Classic Arts Features   A Grand House: Exploring Chicago's Historic Auditorium Theatre
Mara Tapp discusses the 120-year history of one of the country's most opulent and stunning performance venues.


Chicago isn't short of performing arts venues, but arguably the most visually impressive is the Auditorium Theatre. With its stunning murals and gilded arches, all bathed in a golden glow, the 4200-seat space is a testament to the bigger-is-better, make-it-shine attitude of the Gilded Age. But for all its swank, the Auditorium was envisioned as a palace of the people, not the exclusive domain of the elite.

That vision began with Ferdinand Peck, a University-of-Chicago-educated son of one of Chicago's wealthiest and most influential families, who wanted a place where all of Chicago would feel welcome. His philosophy included "Workingman" or "People's Concerts" at discounted prices. And he insisted that every seat in the house be a good one.

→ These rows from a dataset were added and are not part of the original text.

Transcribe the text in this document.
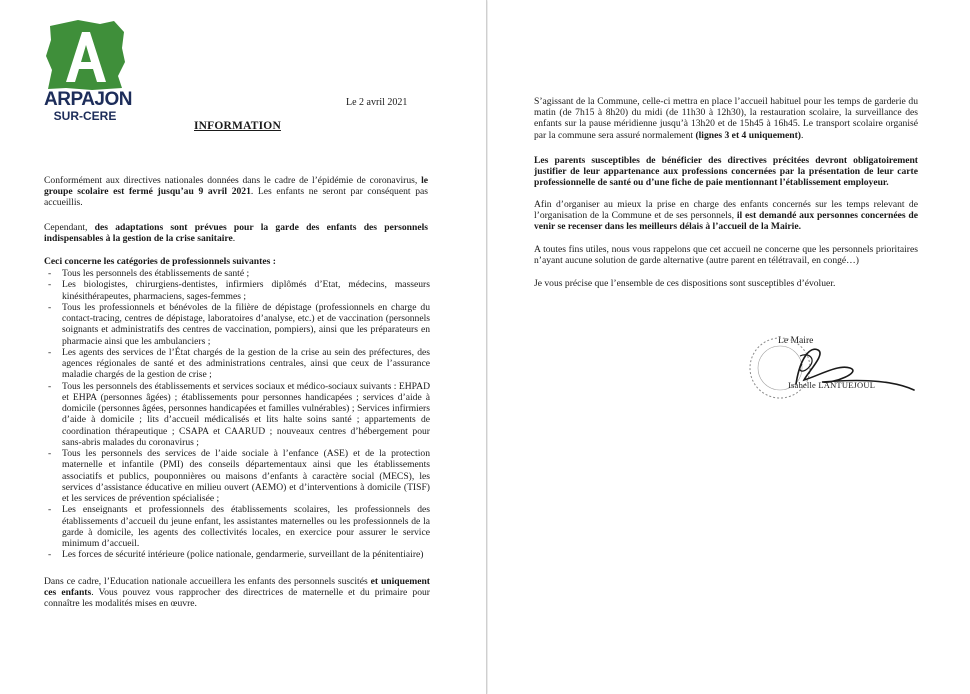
ARPAJON
SUR-CERE
Le 2 avril 2021
INFORMATION
Conformément aux directives nationales données dans le cadre de l’épidémie de coronavirus, le groupe scolaire est fermé jusqu’au 9 avril 2021. Les enfants ne seront par conséquent pas accueillis.
Cependant, des adaptations sont prévues pour la garde des enfants des personnels indispensables à la gestion de la crise sanitaire.
Ceci concerne les catégories de professionnels suivantes :
- Tous les personnels des établissements de santé ;
- Les biologistes, chirurgiens-dentistes, infirmiers diplômés d’Etat, médecins, masseurs kinésithérapeutes, pharmaciens, sages-femmes ;
- Tous les professionnels et bénévoles de la filière de dépistage (professionnels en charge du contact-tracing, centres de dépistage, laboratoires d’analyse, etc.) et de vaccination (personnels soignants et administratifs des centres de vaccination, pompiers), ainsi que les préparateurs en pharmacie ainsi que les ambulanciers ;
- Les agents des services de l’État chargés de la gestion de la crise au sein des préfectures, des agences régionales de santé et des administrations centrales, ainsi que ceux de l’assurance maladie chargés de la gestion de crise ;
- Tous les personnels des établissements et services sociaux et médico-sociaux suivants : EHPAD et EHPA (personnes âgées) ; établissements pour personnes handicapées ; services d’aide à domicile (personnes âgées, personnes handicapées et familles vulnérables) ; Services infirmiers d’aide à domicile ; lits d’accueil médicalisés et lits halte soins santé ; appartements de coordination thérapeutique ; CSAPA et CAARUD ; nouveaux centres d’hébergement pour sans-abris malades du coronavirus ;
- Tous les personnels des services de l’aide sociale à l’enfance (ASE) et de la protection maternelle et infantile (PMI) des conseils départementaux ainsi que les établissements associatifs et publics, pouponnières ou maisons d’enfants à caractère social (MECS), les services d’assistance éducative en milieu ouvert (AEMO) et d’interventions à domicile (TISF) et les services de prévention spécialisée ;
- Les enseignants et professionnels des établissements scolaires, les professionnels des établissements d’accueil du jeune enfant, les assistantes maternelles ou les professionnels de la garde à domicile, les agents des collectivités locales, en exercice pour assurer le service minimum d’accueil.
- Les forces de sécurité intérieure (police nationale, gendarmerie, surveillant de la pénitentiaire)
Dans ce cadre, l’Education nationale accueillera les enfants des personnels suscités et uniquement ces enfants. Vous pouvez vous rapprocher des directrices de maternelle et du primaire pour connaître les modalités mises en œuvre.
S’agissant de la Commune, celle-ci mettra en place l’accueil habituel pour les temps de garderie du matin (de 7h15 à 8h20) du midi (de 11h30 à 12h30), la restauration scolaire, la surveillance des enfants sur la pause méridienne jusqu’à 13h20 et de 15h45 à 16h45. Le transport scolaire organisé par la commune sera assuré normalement (lignes 3 et 4 uniquement).
Les parents susceptibles de bénéficier des directives précitées devront obligatoirement justifier de leur appartenance aux professions concernées par la présentation de leur carte professionnelle de santé ou d’une fiche de paie mentionnant l’établissement employeur.
Afin d’organiser au mieux la prise en charge des enfants concernés sur les temps relevant de l’organisation de la Commune et de ses personnels, il est demandé aux personnes concernées de venir se recenser dans les meilleurs délais à l’accueil de la Mairie.
A toutes fins utiles, nous vous rappelons que cet accueil ne concerne que les personnels prioritaires n’ayant aucune solution de garde alternative (autre parent en télétravail, en congé…)
Je vous précise que l’ensemble de ces dispositions sont susceptibles d’évoluer.
Le Maire
Isabelle LANTUEJOUL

Designed by the firm of Adler and Sullivan (at the then-considerable sum of $3,200,000) the Auditorium was originally home to the Chicago Symphony Orchestra and the Chicago Opera Company. "The greatest room for music and opera in the world, bar none," said a young Frank Lloyd Wright, who worked as a draftsman on the project. In its early decades, the theater also hosted African-American orator Booker T. Washington; actress Sarah Bernhardt; and presidential candidate, Theodore Roosevelt. Anna Pavlova's farewell tour brought her to the theater in 1925 and Illinois-born singer Helen Morgan appeared in Showboat in 1933. But after the musical revue Hellzapoppin played there in 1941, the stage went dark for over 20 years. The Auditorium was bankrupt.

During the war years, the theater was transformed to a servicemen's center, complete with bowling alleys on the stage. But throughout the '50s and '60s, the idle building quickly went downhill. Then, a group of civic-minded movers and shakers, led by Beatrice Spachner, raised restoration funds and well-known Chicago architect, Harry M. Weese, donated his services to repair the theater, which re-opened on October 31, 1967, with The New York City Ballet performing A Midsummer Night's Dream.

Ballet wasn't the only offering at the new-born Auditorium. In a sign of the times, the theater became a popular rock venue, presenting Jimi Hendrix, The Doors, and The Who. Aretha Franklin, James Brown, Ray Charles, Duke Ellington, Nina Simone, B.B. King, and Miles Davis also appeared. By 1970, the theater was also hosting large-scale musicals, including Fiddler on the Roof, Hello Dolly!, and Jesus Christ Superstar.

In November 2008, grand opera made a triumphant return to the Auditorium with a production of Margaret Garner, starring mezzo-soprano Denyce Graves. Composed by Richard Danielpour with a libretto by Toni Morrison (whose Pulitzer Prize _winning novel Beloved is based on the same true story), the opera tells the tale of an escaped slave who killed her children to save them from returning to slavery. "That production made the Auditorium more than a building to so many people in Chicago," says Brett Batterson, the theater's executive director. "We became a producing, partnering, collaborating, all-around-institution in Chicago."

When the Auditorium Theatre opened 120 years ago, President Benjamin Harrison stated: "I wish that this great building may continue to be to all your population that which it should be: opening its doors from night to night, calling your people away from cares of business to those enjoyments and entertainments which develop the souls of men and inspire those whose lives are heavy with daily toil and in this magnificent and enchanted presence, lift them for a time out of dull things into those higher things where men should live." Despite setbacks and dark days, that wish has come true. Visit any night when a show is on and you'll see. There's a palpable sense of anticipation as patrons mingle in the low-ceilinged lobby. And once they pass into the soaring space of the theater itself, one can almost hear a collective sigh of delight.